Külliyatın bu adla tanınmasının sebebi, bunların binbir geceye taksim edilmiş birbirinin devamı olan masallardan oluşmasıdır. Ancak bazı hikâyeler birkaç sayfa sürerken bazılarının birkaç satırda bitmesi, “bin masal” veya “binbir gece” ifadelerinin önceleri çokluktan kinâye olarak kullanıldığını, daha sonra sözlük mânasına alınarak hikâyelerin bu sayılara tamamlandığını göstermektedir.
Külliyatta 264 masal bulunmaktadır. Külliyatın anlatım tekniği, çerçeve masalın içine giren diğer masalların uygun yerlerinde ikinci, üçüncü derecede çerçeveler meydana getirmeye de elverişlidir. Nitekim Şehrezâd’ın anlattığı masallardan herhangi birinin kahramanı bazan bir vesile bulup karşısındakine birbiri içinde devam edip giden masallar anlatır. Dilimizde de meşhur olmuş tâcir ve ifritler, hamal ve üç hanım, kambur, Alâeddin’in sihirli lambası, Ali Baba ile kırk harâmiler, gemici Sindbâd ve maceraları bunlardandır.
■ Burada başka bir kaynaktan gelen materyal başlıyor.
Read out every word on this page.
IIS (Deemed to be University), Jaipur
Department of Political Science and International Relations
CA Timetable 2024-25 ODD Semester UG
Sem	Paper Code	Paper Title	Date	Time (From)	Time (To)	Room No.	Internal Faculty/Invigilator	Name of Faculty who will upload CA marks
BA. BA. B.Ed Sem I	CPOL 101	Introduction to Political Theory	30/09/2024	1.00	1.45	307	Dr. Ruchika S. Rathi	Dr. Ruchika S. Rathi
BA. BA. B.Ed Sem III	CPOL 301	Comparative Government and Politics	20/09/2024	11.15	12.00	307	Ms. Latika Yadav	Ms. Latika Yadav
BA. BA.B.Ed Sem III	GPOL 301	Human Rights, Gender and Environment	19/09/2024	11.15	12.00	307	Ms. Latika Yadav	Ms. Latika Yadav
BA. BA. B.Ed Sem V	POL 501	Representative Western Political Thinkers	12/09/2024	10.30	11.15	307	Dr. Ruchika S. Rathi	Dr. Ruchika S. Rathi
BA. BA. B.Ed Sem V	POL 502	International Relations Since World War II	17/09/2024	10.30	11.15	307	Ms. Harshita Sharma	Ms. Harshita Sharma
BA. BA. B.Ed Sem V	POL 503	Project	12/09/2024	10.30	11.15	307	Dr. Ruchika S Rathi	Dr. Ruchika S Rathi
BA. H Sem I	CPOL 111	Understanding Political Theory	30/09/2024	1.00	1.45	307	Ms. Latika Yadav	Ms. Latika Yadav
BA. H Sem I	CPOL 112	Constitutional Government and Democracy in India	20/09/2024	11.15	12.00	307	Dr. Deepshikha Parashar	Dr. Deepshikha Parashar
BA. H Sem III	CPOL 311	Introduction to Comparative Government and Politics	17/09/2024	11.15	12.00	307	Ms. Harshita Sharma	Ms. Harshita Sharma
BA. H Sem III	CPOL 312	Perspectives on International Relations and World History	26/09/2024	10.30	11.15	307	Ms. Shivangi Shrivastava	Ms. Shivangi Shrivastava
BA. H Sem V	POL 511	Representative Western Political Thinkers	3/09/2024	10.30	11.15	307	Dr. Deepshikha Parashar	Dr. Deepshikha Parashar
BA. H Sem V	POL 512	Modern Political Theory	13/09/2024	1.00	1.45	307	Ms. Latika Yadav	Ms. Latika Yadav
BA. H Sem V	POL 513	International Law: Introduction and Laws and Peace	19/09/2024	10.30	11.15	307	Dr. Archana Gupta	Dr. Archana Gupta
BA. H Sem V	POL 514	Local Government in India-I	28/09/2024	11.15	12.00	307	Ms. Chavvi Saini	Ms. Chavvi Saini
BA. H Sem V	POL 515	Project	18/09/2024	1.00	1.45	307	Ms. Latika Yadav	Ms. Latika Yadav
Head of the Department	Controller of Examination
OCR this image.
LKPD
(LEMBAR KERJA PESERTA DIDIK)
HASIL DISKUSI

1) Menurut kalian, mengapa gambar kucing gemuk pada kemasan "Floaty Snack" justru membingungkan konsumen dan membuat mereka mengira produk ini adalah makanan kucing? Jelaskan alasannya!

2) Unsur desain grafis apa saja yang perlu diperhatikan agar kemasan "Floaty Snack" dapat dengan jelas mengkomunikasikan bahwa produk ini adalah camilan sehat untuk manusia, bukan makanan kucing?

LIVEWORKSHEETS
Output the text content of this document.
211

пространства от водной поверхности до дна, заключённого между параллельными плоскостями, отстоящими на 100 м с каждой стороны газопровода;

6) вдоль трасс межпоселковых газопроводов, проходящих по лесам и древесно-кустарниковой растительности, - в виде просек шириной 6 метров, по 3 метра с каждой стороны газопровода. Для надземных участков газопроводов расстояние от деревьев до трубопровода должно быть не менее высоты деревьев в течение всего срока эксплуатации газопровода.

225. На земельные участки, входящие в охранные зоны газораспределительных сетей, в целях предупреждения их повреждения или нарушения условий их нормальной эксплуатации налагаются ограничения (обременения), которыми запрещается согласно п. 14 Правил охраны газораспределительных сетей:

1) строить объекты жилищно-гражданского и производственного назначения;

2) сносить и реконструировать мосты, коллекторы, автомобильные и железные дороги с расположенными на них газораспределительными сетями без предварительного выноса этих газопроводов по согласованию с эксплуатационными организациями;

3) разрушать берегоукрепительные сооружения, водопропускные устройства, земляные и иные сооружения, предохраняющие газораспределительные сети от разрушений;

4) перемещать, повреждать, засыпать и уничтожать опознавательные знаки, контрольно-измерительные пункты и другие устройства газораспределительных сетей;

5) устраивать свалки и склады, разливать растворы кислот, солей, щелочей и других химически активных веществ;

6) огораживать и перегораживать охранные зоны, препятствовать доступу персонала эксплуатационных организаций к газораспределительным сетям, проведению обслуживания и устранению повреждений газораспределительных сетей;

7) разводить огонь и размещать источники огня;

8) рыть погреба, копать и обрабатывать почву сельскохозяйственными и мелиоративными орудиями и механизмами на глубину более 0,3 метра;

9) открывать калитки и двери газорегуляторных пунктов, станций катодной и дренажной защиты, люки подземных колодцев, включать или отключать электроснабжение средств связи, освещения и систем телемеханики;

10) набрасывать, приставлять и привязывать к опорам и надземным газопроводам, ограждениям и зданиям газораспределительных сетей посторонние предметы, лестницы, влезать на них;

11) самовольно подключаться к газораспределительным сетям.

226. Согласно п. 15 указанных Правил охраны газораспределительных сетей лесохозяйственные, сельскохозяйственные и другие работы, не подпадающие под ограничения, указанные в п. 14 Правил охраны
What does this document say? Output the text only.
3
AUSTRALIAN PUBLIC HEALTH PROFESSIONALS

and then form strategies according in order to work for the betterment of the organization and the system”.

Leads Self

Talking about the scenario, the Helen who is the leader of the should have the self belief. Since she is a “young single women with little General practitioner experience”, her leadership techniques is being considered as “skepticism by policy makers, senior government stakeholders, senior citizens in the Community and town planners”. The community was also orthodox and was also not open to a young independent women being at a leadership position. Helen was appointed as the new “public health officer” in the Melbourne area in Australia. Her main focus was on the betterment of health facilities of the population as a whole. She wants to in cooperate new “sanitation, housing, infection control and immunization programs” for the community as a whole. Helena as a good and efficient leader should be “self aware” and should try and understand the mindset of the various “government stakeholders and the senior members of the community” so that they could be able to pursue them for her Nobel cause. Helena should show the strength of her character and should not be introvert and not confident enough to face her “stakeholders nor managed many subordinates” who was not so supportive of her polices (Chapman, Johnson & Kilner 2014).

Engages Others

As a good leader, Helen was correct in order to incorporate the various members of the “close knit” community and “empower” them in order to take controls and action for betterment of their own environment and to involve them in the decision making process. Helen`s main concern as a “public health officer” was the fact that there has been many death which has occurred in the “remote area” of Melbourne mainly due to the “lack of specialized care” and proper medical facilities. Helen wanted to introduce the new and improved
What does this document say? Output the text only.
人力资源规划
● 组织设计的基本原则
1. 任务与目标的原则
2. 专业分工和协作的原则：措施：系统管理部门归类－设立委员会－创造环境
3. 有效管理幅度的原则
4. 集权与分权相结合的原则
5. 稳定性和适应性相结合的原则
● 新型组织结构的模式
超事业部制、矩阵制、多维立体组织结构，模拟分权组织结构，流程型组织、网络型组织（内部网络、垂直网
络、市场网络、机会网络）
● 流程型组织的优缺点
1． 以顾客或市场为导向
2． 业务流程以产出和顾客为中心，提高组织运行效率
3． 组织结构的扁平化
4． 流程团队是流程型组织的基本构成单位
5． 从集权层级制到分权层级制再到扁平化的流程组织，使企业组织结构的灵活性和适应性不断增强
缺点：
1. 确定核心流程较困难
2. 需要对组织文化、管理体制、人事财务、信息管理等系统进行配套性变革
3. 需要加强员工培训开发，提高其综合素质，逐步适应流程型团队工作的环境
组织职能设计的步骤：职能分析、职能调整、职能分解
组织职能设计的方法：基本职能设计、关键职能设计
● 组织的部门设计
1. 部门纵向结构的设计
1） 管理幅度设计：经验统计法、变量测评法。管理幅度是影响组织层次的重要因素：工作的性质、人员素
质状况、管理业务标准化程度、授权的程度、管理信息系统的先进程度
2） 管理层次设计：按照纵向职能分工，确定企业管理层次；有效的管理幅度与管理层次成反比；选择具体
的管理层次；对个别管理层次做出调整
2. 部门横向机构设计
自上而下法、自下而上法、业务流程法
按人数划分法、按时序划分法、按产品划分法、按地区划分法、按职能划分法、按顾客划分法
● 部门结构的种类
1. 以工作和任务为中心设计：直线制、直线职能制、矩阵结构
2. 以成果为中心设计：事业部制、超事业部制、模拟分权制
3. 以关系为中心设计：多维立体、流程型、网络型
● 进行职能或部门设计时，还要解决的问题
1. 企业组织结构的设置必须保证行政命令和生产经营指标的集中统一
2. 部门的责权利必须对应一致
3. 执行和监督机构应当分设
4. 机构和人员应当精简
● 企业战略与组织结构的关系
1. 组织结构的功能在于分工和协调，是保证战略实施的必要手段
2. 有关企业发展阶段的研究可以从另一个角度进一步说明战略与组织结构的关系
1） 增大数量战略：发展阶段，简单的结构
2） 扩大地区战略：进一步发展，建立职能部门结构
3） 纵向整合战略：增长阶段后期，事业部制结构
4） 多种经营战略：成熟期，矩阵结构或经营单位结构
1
Binbir gece masallarının menşei, yazarı ve ne zaman yazıldığı öteden beri konu ile uğraşan âlimleri meşgul etmiş, fakat henüz kesin bir sonuca varılamamıştır. Masallardan bir kısmının Arapça’ya, Farsça “Hezâr Efsâne” (bin masal) adlı bir külliyattan geçtiği tahmin edilmektedir. Çerçeve masalın kahramanlarının adları gibi diğer masalların birçoğunda İran kültürüne ait ad ve özelliklerin bulunması da bunu göstermektedir. Ayrıca Mes‘ûdî’nin Mürûcü’ẕ-ẕeheb adlı eserinde (II, 251), o tarihlerde Araplar arasında “bin gece” diye bilinen bir hikâye külliyatının bulunduğu ve bu külliyatın Araplar’a geçmiş birçok İran, Yunan, Hint eserleri gibi dışarıdan geldiği, Farsça aslının “Hezâr Efsâne” olduğu belirtilmiştir. İbnü’n-Nedîm de Muhammed b. Abdûs el-Cehşiyârî’nin (ö. 331/943) 1000 ünlü Arapcan, İran, Yunan vb. masalını toplamaya başladığını, ancak 480 masala ulaştığı bir sırada öldüğünü söyler. Meselenin bir başka yanı da masallardan bazılarının İran’a Hindistan’dan gelmiş olmasıdır. Zira çerçeveli masal tekniğine Hint edebiyatının en eski örneklerinde bile rastlanır. Tıpkı Kelîle ve Dimne’de olduğu gibi bir hadiseyi geciktirmek için zaman kazanmak maksadıyla hikâye anlatma usulü daha çok Hindistan’da görülür. Ayrıca çerçeve masalın esas teması olan kadınların sadakatsizliği fikri ve iki kardeşin seyahate çıkması motifi orijinal Hint masal külliyatında bulunmaktadır. Bütün bunlar masallardan bir kısmının yabancı menşeli olduğunu gösterse bile tamamının böyle olduğunu ispata yetmez. Külliyatın içine Arap kaynaklı birçok masal da girmiştir.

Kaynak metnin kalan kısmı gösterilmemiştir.